The Buchanan County Amish

The Buchanan County Amish are considered one of the plainer groups. Suzanne Woods Fisher described what she found there in a 2014 guest post:

They use very limited technology: no pneumatic tools, no tractors (permitted with steel wheels in Kalona), no chainsaws. And as I discovered, there was no running water in the homes. They use a hand pump to get water from a well and bring what’s needed into the house. No flush toilets, no bath tubs.

Bicycles aren’t permitted here as they are in most of Ohio and Indiana, nor were there any Lancaster-style scooters. Even a woman’s prayer covering seemed more modest than most. It’s made of a thin organza, like the Lancaster Amish, but this covering goes nearly to a woman’s hairline—two fingers distance—and covers her ears.

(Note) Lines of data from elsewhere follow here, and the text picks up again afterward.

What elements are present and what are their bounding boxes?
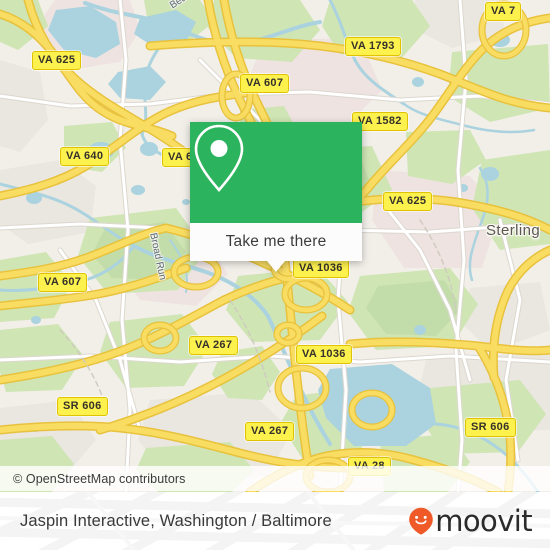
road-shield[interactable]: VA 625 — [383, 192, 433, 211]
road-shield[interactable]: VA 607 — [240, 74, 290, 93]
moovit-wordmark: moovit — [435, 503, 532, 538]
footer-bar: Jaspin Interactive, Washington / Baltimo… — [0, 492, 550, 550]
take-me-there-label: Take me there — [225, 233, 327, 250]
road-shield[interactable]: VA 267 — [245, 422, 295, 441]
moovit-smile-pin-icon — [409, 507, 434, 535]
moovit-brand[interactable]: moovit — [408, 492, 533, 550]
callout-header — [190, 122, 362, 223]
location-pin-icon — [194, 124, 244, 192]
footer-title-text: Jaspin Interactive, Washington / Baltimo… — [20, 511, 332, 530]
road-shield[interactable]: VA 1036 — [293, 259, 349, 278]
road-shield[interactable]: VA 607 — [38, 273, 88, 292]
road-shield[interactable]: VA 267 — [189, 336, 239, 355]
callout-tail — [267, 261, 285, 272]
page-title: Jaspin Interactive, Washington / Baltimo… — [20, 492, 332, 550]
osm-attribution-text[interactable]: © OpenStreetMap contributors — [0, 472, 186, 486]
callout-action-bar[interactable]: Take me there — [190, 223, 362, 272]
moovit-map-screenshot: .land{fill:#f2efe9} .park{fill:#cfe5b4} … — [0, 0, 550, 550]
road-shield[interactable]: VA 1036 — [296, 345, 352, 364]
road-shield[interactable]: VA 625 — [32, 51, 82, 70]
road-shield[interactable]: VA 640 — [60, 147, 110, 166]
location-callout[interactable]: Take me there — [190, 122, 362, 272]
map-canvas[interactable]: .land{fill:#f2efe9} .park{fill:#cfe5b4} … — [0, 0, 550, 492]
road-shield[interactable]: SR 606 — [465, 418, 516, 437]
road-shield[interactable]: SR 606 — [57, 397, 108, 416]
road-shield[interactable]: VA 1793 — [345, 37, 401, 56]
place-label-sterling: Sterling — [486, 222, 541, 239]
osm-attribution-bar: © OpenStreetMap contributors — [0, 466, 550, 491]
road-shield[interactable]: VA 7 — [485, 2, 522, 21]
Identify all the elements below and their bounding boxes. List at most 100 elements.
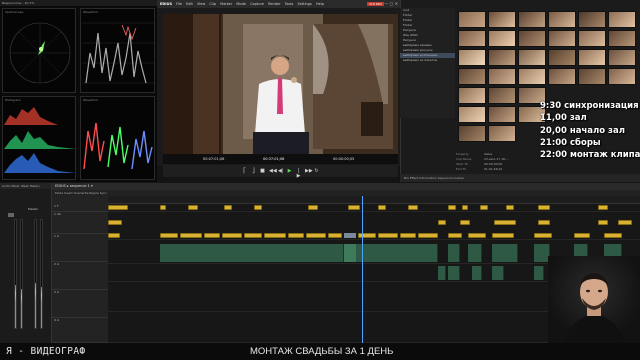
track-header[interactable]: 1 VA bbox=[52, 212, 108, 234]
audio-clip[interactable] bbox=[468, 244, 482, 262]
menu-render[interactable]: Render bbox=[268, 2, 280, 6]
track-header[interactable]: 1 T bbox=[52, 204, 108, 212]
bin-tabs[interactable]: Bin Effect Information Sequence marker bbox=[400, 174, 640, 182]
clip-thumbnail[interactable] bbox=[608, 30, 636, 47]
prev-frame-icon[interactable]: ◀| bbox=[278, 168, 284, 174]
clip-thumbnail[interactable] bbox=[458, 11, 486, 28]
title-clip[interactable] bbox=[618, 220, 632, 225]
video-clip[interactable] bbox=[400, 233, 416, 238]
clip-thumbnail[interactable] bbox=[608, 11, 636, 28]
clip-thumbnail[interactable] bbox=[548, 11, 576, 28]
audio-clip[interactable] bbox=[438, 266, 446, 280]
audio-clip[interactable] bbox=[534, 266, 544, 280]
menu-marker[interactable]: Marker bbox=[220, 2, 232, 6]
fast-forward-icon[interactable]: ▶▶ bbox=[305, 168, 313, 174]
clip-thumbnail[interactable] bbox=[488, 87, 516, 104]
video-clip[interactable] bbox=[448, 233, 462, 238]
clip-thumbnail[interactable] bbox=[458, 125, 486, 142]
menu-file[interactable]: File bbox=[176, 2, 182, 6]
title-clip[interactable] bbox=[538, 220, 550, 225]
video-clip[interactable] bbox=[288, 233, 304, 238]
preview-video[interactable] bbox=[163, 14, 398, 154]
title-clip[interactable] bbox=[308, 205, 318, 210]
clip-thumbnail[interactable] bbox=[488, 106, 516, 123]
set-out-icon[interactable]: ⎦ bbox=[251, 168, 256, 174]
clip-thumbnail[interactable] bbox=[578, 68, 606, 85]
audio-clip[interactable] bbox=[344, 244, 356, 262]
title-clip[interactable] bbox=[598, 205, 608, 210]
video-clip[interactable] bbox=[604, 233, 622, 238]
menu-tools[interactable]: Tools bbox=[285, 2, 294, 6]
video-clip[interactable] bbox=[204, 233, 220, 238]
clip-thumbnail[interactable] bbox=[578, 49, 606, 66]
clip-thumbnail[interactable] bbox=[458, 49, 486, 66]
menu-capture[interactable]: Capture bbox=[250, 2, 264, 6]
title-clip[interactable] bbox=[378, 205, 386, 210]
clip-thumbnail[interactable] bbox=[518, 30, 546, 47]
audio-clip[interactable] bbox=[448, 266, 460, 280]
audio-clip[interactable] bbox=[472, 266, 482, 280]
clip-thumbnail[interactable] bbox=[458, 68, 486, 85]
video-clip[interactable] bbox=[328, 233, 342, 238]
title-clip[interactable] bbox=[506, 205, 514, 210]
next-frame-icon[interactable]: |▶ bbox=[296, 168, 301, 178]
timeline-menubar[interactable]: EDIUS ▸ sequence 1 ▾ bbox=[52, 183, 640, 190]
video-clip[interactable] bbox=[418, 233, 438, 238]
window-controls[interactable]: — ▢ ✕ bbox=[384, 0, 398, 8]
title-clip[interactable] bbox=[460, 220, 470, 225]
menu-view[interactable]: View bbox=[197, 2, 205, 6]
video-clip[interactable] bbox=[264, 233, 286, 238]
title-clip[interactable] bbox=[254, 205, 262, 210]
plr-rec-badge[interactable]: PLR REC bbox=[367, 2, 384, 6]
video-clip[interactable] bbox=[468, 233, 486, 238]
title-clip[interactable] bbox=[188, 205, 198, 210]
audio-clip[interactable] bbox=[492, 266, 504, 280]
title-clip[interactable] bbox=[494, 220, 516, 225]
clip-thumbnail[interactable] bbox=[578, 11, 606, 28]
title-clip[interactable] bbox=[480, 205, 488, 210]
clip-thumbnail[interactable] bbox=[488, 49, 516, 66]
title-clip[interactable] bbox=[438, 220, 446, 225]
menu-mode[interactable]: Mode bbox=[236, 2, 246, 6]
video-clip[interactable] bbox=[534, 233, 552, 238]
folder-item[interactable]: выбираем из пакетов bbox=[400, 58, 455, 63]
title-clip[interactable] bbox=[598, 220, 608, 225]
clip-thumbnail[interactable] bbox=[458, 106, 486, 123]
title-clip[interactable] bbox=[462, 205, 468, 210]
title-clip[interactable] bbox=[348, 205, 360, 210]
stop-icon[interactable]: ■ bbox=[260, 168, 265, 174]
video-clip[interactable] bbox=[358, 233, 376, 238]
track-header[interactable]: 3 A bbox=[52, 290, 108, 318]
track-header[interactable]: 2 A bbox=[52, 262, 108, 290]
audio-clip[interactable] bbox=[356, 244, 438, 262]
loop-icon[interactable]: ↻ bbox=[314, 168, 319, 174]
video-clip[interactable] bbox=[378, 233, 398, 238]
video-clip[interactable] bbox=[306, 233, 326, 238]
track-header[interactable]: 1 A bbox=[52, 234, 108, 262]
play-icon[interactable]: ▶ bbox=[287, 168, 292, 174]
fader-handle[interactable] bbox=[8, 213, 14, 217]
menu-clip[interactable]: Clip bbox=[209, 2, 216, 6]
title-clip[interactable] bbox=[408, 205, 418, 210]
clip-thumbnail[interactable] bbox=[518, 68, 546, 85]
menu-settings[interactable]: Settings bbox=[297, 2, 311, 6]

The community is eight church districts in size, and over a century old, founded in 1914. This is the settlement where conflict over schooling of Amish children eventually led to the Wisconsin v. Yoder Supreme Court decision.

Interestingly, the settlement today has an unusual arrangement with their schools, as Suzanne explained:

Most intriguing are the public one-room schoolhouses that sit on the main road. They’re a compromise from the state of Iowa for the Amish, as long as each town permits it (Oelwein refuses). The state runs and funds the private schoolhouses for the Amish, on the condition that a certified teacher is employed.

In a local library, I met with some retired teachers and heard charming stories about their role as teachers to the Amish. Each one expressed a great satisfaction in their work (no discipline problems, they said. Not one!). I noticed that these women had a great respect for the Amish, but they didn’t romanticize or glamorize them. “There were many times when the boys fell asleep on their desks,” one teacher said. “They’d been up early and had been working so hard.” A grin creased her face. “And I just let them sleep.”

She also told me that quite a few teachers apply eagerly for the one-room schoolhouse job…until they hear about the outhouse. With bitter Iowa winters in mind, they promptly withdraw from the interview process. (I’m not sure I blame them!)

In a twist on safety, the Amish here hang their SMV triangles on the left side of the buggy, and up a bit higher than the norm. My thought is that this might be somewhat disorienting for a person accustomed to the standard central placement of the triangle. Just something to be aware of if you go.